Job offer

< Back

Site Reliability Engineer

Salary:
1400 - 1600 pln/md
Type of employment:
B2B
Date:
2025.06.09
Location:
Kraków
Offer
  • We are open to the employment form according to your preferences 
  • Work with experienced and engaged team, willing to learn, share knowledge and open for growth and new ideas 
  • Hybrid working system (2x/week from the office in Kraków)
  • Mindbox is a dynamically growing IT company, but still not a large one – everybody can have a real impact on where we are going next
  • We invest in developing skills and abilities of our employees
  • We have attractive benefits and provide all the tools required for work f.e. computer
  • Interpolska Health Care, Multisport, Warta Insurance, training platform (Sages) 

Creating an inspiring place to thrive for the talented, we use their expertise and courage to introduce the technology of the future into your business. - This is the foundation of Mindbox and the goal of our business and technology journey. We operate and develop in four areas:

🤖 Autonomous Enterprise - automation of business processes using RPA, OCR, and AI.

🌐Business Managment Systems ERP - we implement, adapt, optimize, and maintain flexible, safe, and open ERP of production and distribution companies worldwide.

🤝Talent Network - we provide access to the best specialists.

☁️ Modern Architecture - we build integrated, sustainable, and open CI / CD environments based on containers enabling safe and more frequent delivery of proven changes in the application code.

We treat technology as a tool to achieve a goal.
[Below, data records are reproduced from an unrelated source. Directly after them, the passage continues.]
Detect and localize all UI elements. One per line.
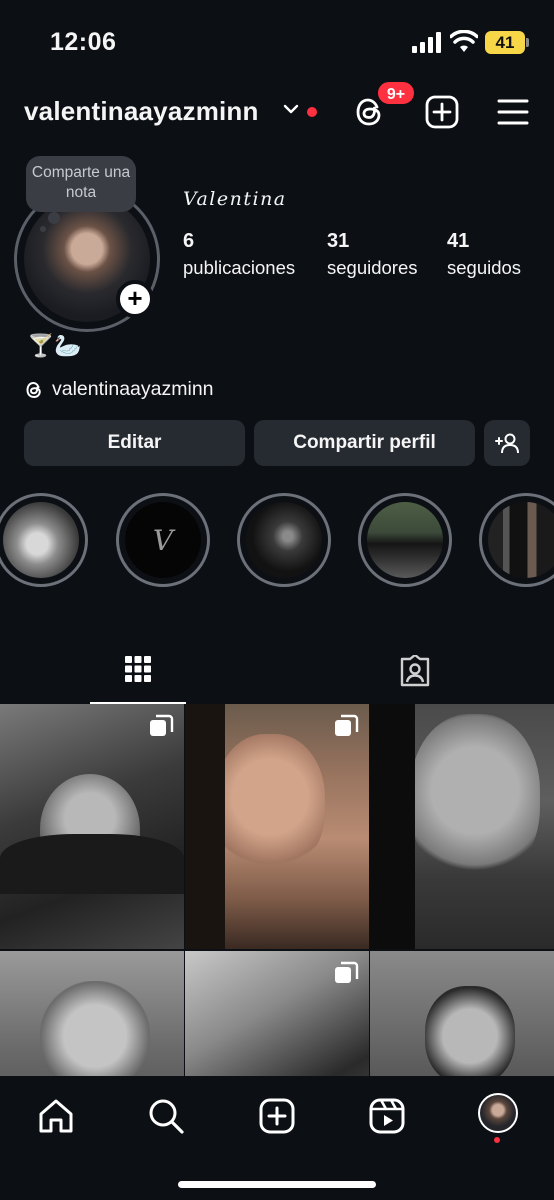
letter-v-icon: V bbox=[125, 502, 201, 578]
story-highlight-3[interactable] bbox=[237, 493, 331, 587]
display-name: Valentina bbox=[183, 188, 287, 210]
note-bubble-tail-dot bbox=[40, 226, 46, 232]
stat-posts[interactable]: 6 publicaciones bbox=[183, 230, 295, 279]
stat-followers-count: 31 bbox=[327, 230, 350, 252]
wifi-icon bbox=[450, 30, 478, 52]
menu-icon[interactable] bbox=[496, 96, 530, 128]
stat-followers[interactable]: 31 seguidores bbox=[327, 230, 418, 279]
story-highlight-1[interactable] bbox=[0, 493, 88, 587]
post-thumbnail[interactable] bbox=[185, 951, 369, 1076]
car-photo-icon bbox=[367, 502, 443, 578]
carousel-icon bbox=[150, 714, 174, 736]
share-profile-button[interactable]: Compartir perfil bbox=[254, 420, 475, 466]
threads-badge: 9+ bbox=[376, 80, 416, 106]
create-post-icon[interactable] bbox=[424, 94, 460, 130]
tab-posts-grid[interactable] bbox=[90, 640, 186, 704]
grid-icon bbox=[125, 656, 151, 682]
profile-notification-dot bbox=[494, 1137, 500, 1143]
home-icon[interactable] bbox=[36, 1096, 76, 1136]
chevron-down-icon[interactable] bbox=[282, 102, 300, 116]
story-highlight-5[interactable] bbox=[479, 493, 554, 587]
carousel-icon bbox=[335, 714, 359, 736]
note-bubble[interactable]: Comparte una nota bbox=[26, 156, 136, 212]
notification-dot bbox=[307, 107, 317, 117]
stat-following-label: seguidos bbox=[447, 257, 522, 278]
search-icon[interactable] bbox=[146, 1096, 186, 1136]
note-bubble-tail bbox=[48, 212, 60, 224]
tagged-icon[interactable] bbox=[398, 655, 432, 689]
story-highlight-4[interactable] bbox=[358, 493, 452, 587]
stat-following-count: 41 bbox=[447, 230, 470, 252]
battery-tip bbox=[526, 38, 529, 47]
discover-people-button[interactable] bbox=[484, 420, 530, 466]
add-story-button[interactable]: + bbox=[116, 280, 154, 318]
stat-posts-label: publicaciones bbox=[183, 257, 296, 278]
bottom-navigation bbox=[0, 1076, 554, 1200]
screens-photo-icon bbox=[488, 502, 554, 578]
post-thumbnail[interactable] bbox=[0, 951, 184, 1076]
baby-photo-icon bbox=[3, 502, 79, 578]
dark-photo-icon bbox=[246, 502, 322, 578]
carousel-icon bbox=[335, 961, 359, 983]
edit-profile-button[interactable]: Editar bbox=[24, 420, 245, 466]
profile-tab-avatar[interactable] bbox=[478, 1093, 518, 1133]
stat-followers-label: seguidores bbox=[327, 257, 418, 278]
threads-small-icon bbox=[26, 382, 41, 398]
story-highlight-2[interactable]: V bbox=[116, 493, 210, 587]
reels-icon[interactable] bbox=[367, 1096, 407, 1136]
status-bar: 12:06 41 bbox=[0, 0, 554, 88]
bio-text: 🍸🦢 bbox=[27, 333, 82, 358]
battery-indicator: 41 bbox=[485, 31, 525, 54]
stat-following[interactable]: 41 seguidos bbox=[447, 230, 521, 279]
posts-grid bbox=[0, 704, 554, 1076]
threads-handle: valentinaayazminn bbox=[52, 378, 214, 400]
cellular-signal-icon bbox=[412, 32, 441, 53]
post-thumbnail[interactable] bbox=[370, 704, 554, 949]
home-indicator bbox=[178, 1181, 376, 1188]
status-time: 12:06 bbox=[50, 28, 117, 56]
post-thumbnail[interactable] bbox=[185, 704, 369, 949]
profile-header: valentinaayazminn 9+ bbox=[0, 80, 554, 138]
username-switcher[interactable]: valentinaayazminn bbox=[24, 96, 259, 127]
profile-tab-bar bbox=[0, 640, 554, 704]
stat-posts-count: 6 bbox=[183, 230, 195, 252]
post-thumbnail[interactable] bbox=[370, 951, 554, 1076]
post-thumbnail[interactable] bbox=[0, 704, 184, 949]
create-icon[interactable] bbox=[257, 1096, 297, 1136]
add-person-icon bbox=[495, 433, 519, 454]
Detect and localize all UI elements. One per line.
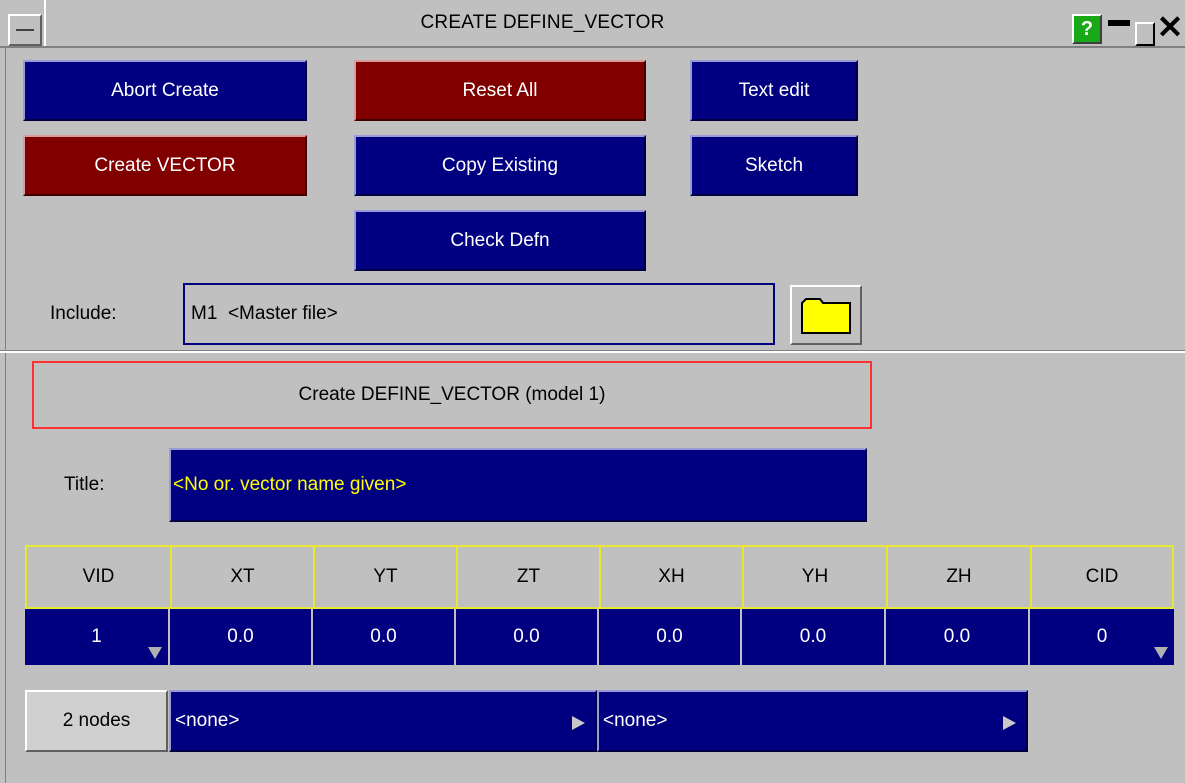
node2-value: <none>	[603, 710, 668, 731]
column-header-cid: CID	[1030, 545, 1174, 609]
minimize-button[interactable]	[1105, 14, 1133, 44]
create-header: Create DEFINE_VECTOR (model 1)	[32, 361, 872, 429]
system-menu-button[interactable]	[8, 14, 42, 46]
cid-value: 0	[1096, 626, 1108, 647]
maximize-icon	[1135, 22, 1155, 46]
xh-cell[interactable]: 0.0	[599, 609, 742, 665]
arrow-right-icon[interactable]	[572, 716, 585, 730]
minimize-icon	[1108, 20, 1130, 26]
maximize-button[interactable]	[1133, 14, 1155, 46]
column-header-xh: XH	[599, 545, 742, 609]
dropdown-arrow-icon[interactable]	[1154, 647, 1168, 659]
node1-field[interactable]: <none>	[169, 690, 597, 752]
xt-cell[interactable]: 0.0	[170, 609, 313, 665]
yt-cell[interactable]: 0.0	[313, 609, 456, 665]
arrow-right-icon[interactable]	[1003, 716, 1016, 730]
node2-field[interactable]: <none>	[597, 690, 1028, 752]
window-left-edge	[0, 48, 6, 783]
include-field[interactable]: M1 <Master file>	[183, 283, 775, 345]
reset-all-button[interactable]: Reset All	[354, 60, 646, 121]
folder-button[interactable]	[790, 285, 862, 345]
text-edit-button[interactable]: Text edit	[690, 60, 858, 121]
column-header-yt: YT	[313, 545, 456, 609]
help-button[interactable]: ?	[1072, 14, 1102, 44]
vid-value: 1	[91, 626, 102, 647]
sketch-button[interactable]: Sketch	[690, 135, 858, 196]
nodes-mode-button[interactable]: 2 nodes	[25, 690, 168, 752]
copy-existing-button[interactable]: Copy Existing	[354, 135, 646, 196]
zt-cell[interactable]: 0.0	[456, 609, 599, 665]
column-header-zt: ZT	[456, 545, 599, 609]
cid-cell[interactable]: 0	[1030, 609, 1174, 665]
include-label: Include:	[50, 303, 117, 324]
section-divider	[0, 351, 1185, 353]
title-input[interactable]: <No or. vector name given>	[169, 448, 867, 522]
vid-cell[interactable]: 1	[25, 609, 170, 665]
node1-value: <none>	[175, 710, 240, 731]
folder-icon	[801, 298, 851, 334]
column-header-vid: VID	[25, 545, 170, 609]
column-header-zh: ZH	[886, 545, 1030, 609]
column-header-xt: XT	[170, 545, 313, 609]
title-label: Title:	[64, 474, 105, 495]
column-header-yh: YH	[742, 545, 886, 609]
create-vector-button[interactable]: Create VECTOR	[23, 135, 307, 196]
yh-cell[interactable]: 0.0	[742, 609, 886, 665]
menu-bar-icon	[16, 29, 34, 31]
abort-create-button[interactable]: Abort Create	[23, 60, 307, 121]
window-title: CREATE DEFINE_VECTOR	[44, 0, 1039, 46]
zh-cell[interactable]: 0.0	[886, 609, 1030, 665]
dropdown-arrow-icon[interactable]	[148, 647, 162, 659]
close-button[interactable]: ✕	[1155, 9, 1185, 45]
check-defn-button[interactable]: Check Defn	[354, 210, 646, 271]
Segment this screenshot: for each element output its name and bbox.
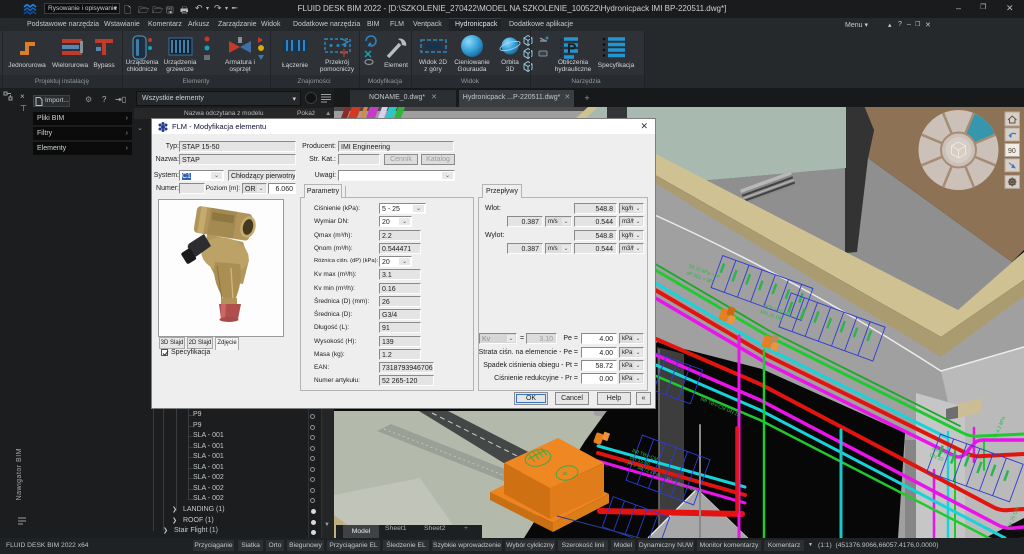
svg-text:90: 90: [1008, 148, 1016, 155]
svg-text:P: P: [567, 40, 576, 56]
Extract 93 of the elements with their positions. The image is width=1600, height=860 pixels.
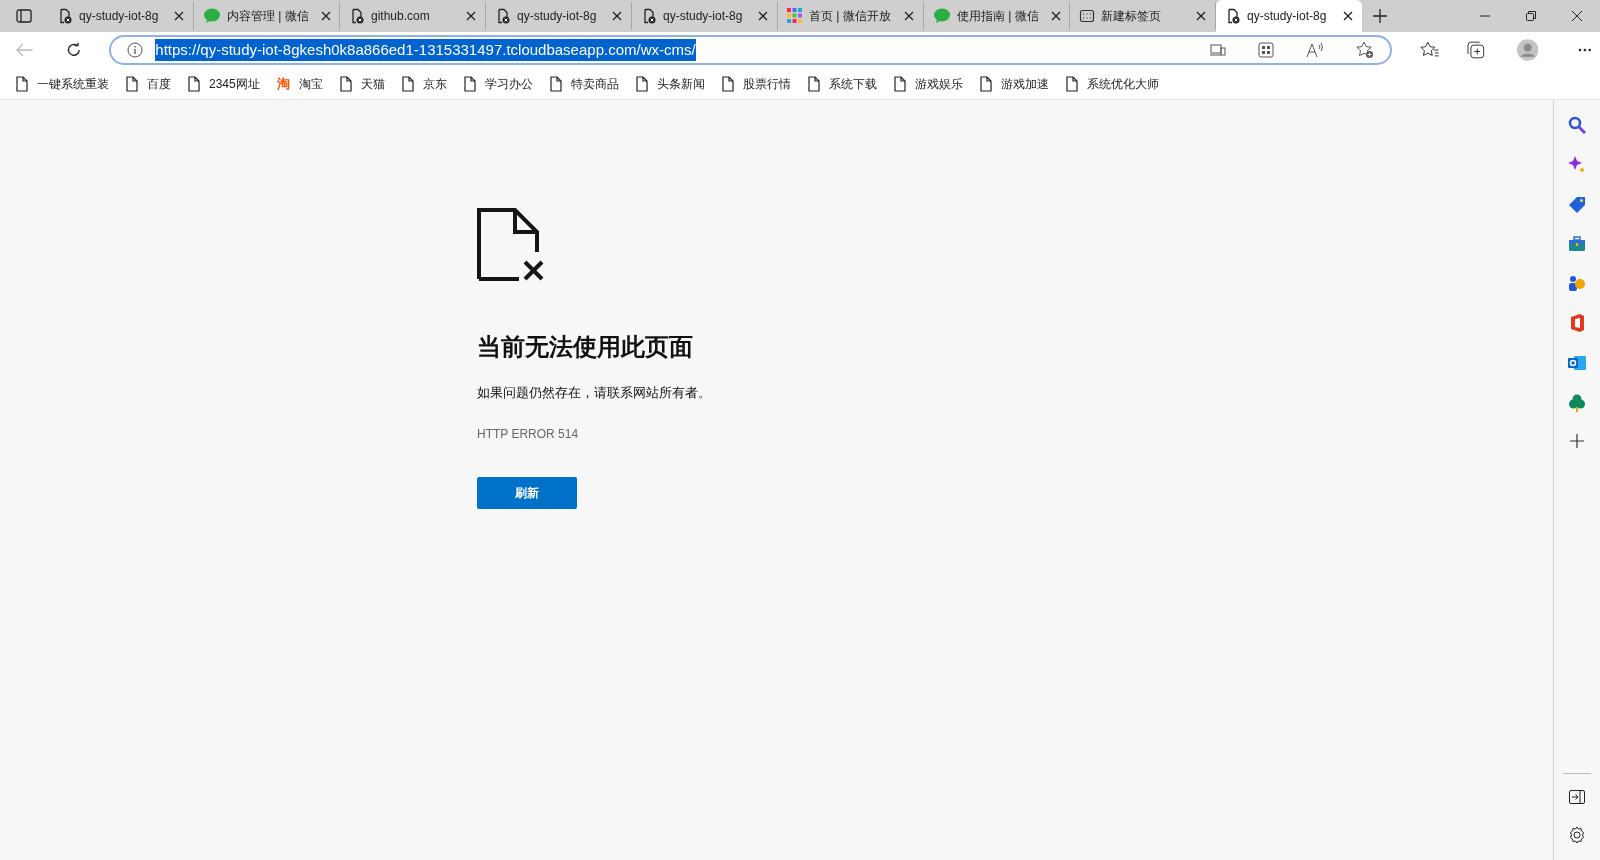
tree-icon[interactable]	[1569, 394, 1585, 412]
bookmark-link[interactable]: 淘宝	[298, 74, 323, 93]
tab-title: github.com	[371, 8, 430, 25]
chat-bubble-icon	[203, 8, 221, 24]
tab-title: qy-study-iot-8g	[517, 8, 597, 25]
page-icon	[401, 75, 414, 92]
bookmark-link[interactable]: 游戏加速	[1000, 74, 1049, 93]
bookmark-logo: 淘	[276, 74, 290, 93]
error-message: 如果问题仍然存在，请联系网站所有者。	[477, 384, 711, 402]
qr-grid-icon[interactable]	[1257, 42, 1274, 58]
page-icon	[463, 75, 476, 92]
page-icon	[16, 75, 28, 92]
add-icon[interactable]	[1570, 434, 1584, 448]
add-favorite-icon[interactable]	[1355, 41, 1374, 59]
tab-title: 使用指南 | 微信	[957, 8, 1039, 25]
bookmark-link[interactable]: 股票行情	[742, 74, 791, 93]
tab-title: qy-study-iot-8g	[1247, 8, 1327, 25]
tag-icon[interactable]	[1568, 196, 1586, 214]
broken-page-icon	[495, 8, 511, 24]
profile-avatar-icon[interactable]	[1516, 39, 1539, 61]
office-icon[interactable]	[1569, 314, 1585, 332]
restore-icon[interactable]	[1526, 11, 1536, 21]
close-icon[interactable]	[1050, 11, 1061, 21]
toolbox-icon[interactable]	[1568, 236, 1586, 252]
tab-actions-icon[interactable]	[16, 9, 32, 23]
broken-page-icon	[1225, 8, 1241, 24]
broken-page-icon	[641, 8, 657, 24]
broken-page-icon	[57, 8, 73, 24]
page-icon	[979, 75, 992, 92]
device-icon[interactable]	[1209, 43, 1226, 57]
browser-tab[interactable]: qy-study-iot-8g	[632, 2, 778, 30]
favorites-icon[interactable]	[1419, 41, 1440, 59]
more-menu-icon[interactable]	[1578, 48, 1592, 52]
error-title: 当前无法使用此页面	[477, 332, 693, 362]
close-icon[interactable]	[320, 11, 331, 21]
page-icon	[635, 75, 648, 92]
close-icon[interactable]	[612, 11, 622, 21]
browser-tab[interactable]: qy-study-iot-8g	[486, 2, 632, 30]
page-icon	[126, 75, 138, 92]
close-icon[interactable]	[1196, 11, 1206, 21]
bookmark-link[interactable]: 学习办公	[484, 74, 533, 93]
close-icon[interactable]	[1572, 11, 1582, 21]
collections-icon[interactable]	[1467, 41, 1485, 59]
refresh-icon[interactable]	[65, 42, 82, 58]
browser-tab[interactable]: 使用指南 | 微信	[924, 2, 1070, 30]
dot-grid-icon	[787, 8, 803, 24]
url-text: https://qy-study-iot-8gkesh0k8a866ed1-1315331497.tcloudbaseapp.com/wx-cms/	[155, 38, 696, 62]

Thanks to our consultants' reliability and proactive approach, initial projects usually become long-term cooperation. For over 16 years, it has provided various services to support clients in digital transformation.

#LI-Hybrid

 

Tasks
  • Manage application support operations, focusing on resiliency, availability, and monitoring system health and performance.
  • Coordinate resolution of production incidents, conducting post-mortem/RCA to identify root causes and improve processes.
  • Investigate, triage, and resolve production incidents with a focus on technical signals and root cause analysis.
  • Document post-incident recovery steps, contributing to process improvements, identifying deviations, and creating a Knowledge Base.
  • Actively participate in the service management community, engaging in Incident Management, Problem Management,
  • Define and deliver tactical and strategic service improvements across the technical and process landscape.
  • Apply SRE principles to continuously improve platform reliability, capacity, and performance, reducing toil and enhancing observability.
  • Develop observability tools and techniques for monitoring, alerting, incident detection, response, capacity management, and release safety.
Requirements
  • 5+ years of experience in developing, supporting, distributed systems written in Java.
  • Experience of observability tool implementation like Grafana, Prometheus, Loki, Open telemetry etc. 
  • A methodical approach to troubleshooting and problem-solving skills.
  • Experience in application lifecycle management tooling: JIRA/Confluence, Ansible, Vulnerability Remediation, CI/CD automation
  • Experience implementing and managing Logging, Monitoring and Alerting framework for hybrid cloud using tools such as Geneos, Grafana, InfluxDB, Splunk, Loki or any other similar tools,
  • Understanding of RDBMS Database, Cloud Technology, Unix/Linux, Job scheduling e.g. Control-m or similar tool
  • Ability to lead technical conversations with various technical support groups.
  • Excellent communication skills and experience working in Agile methodology.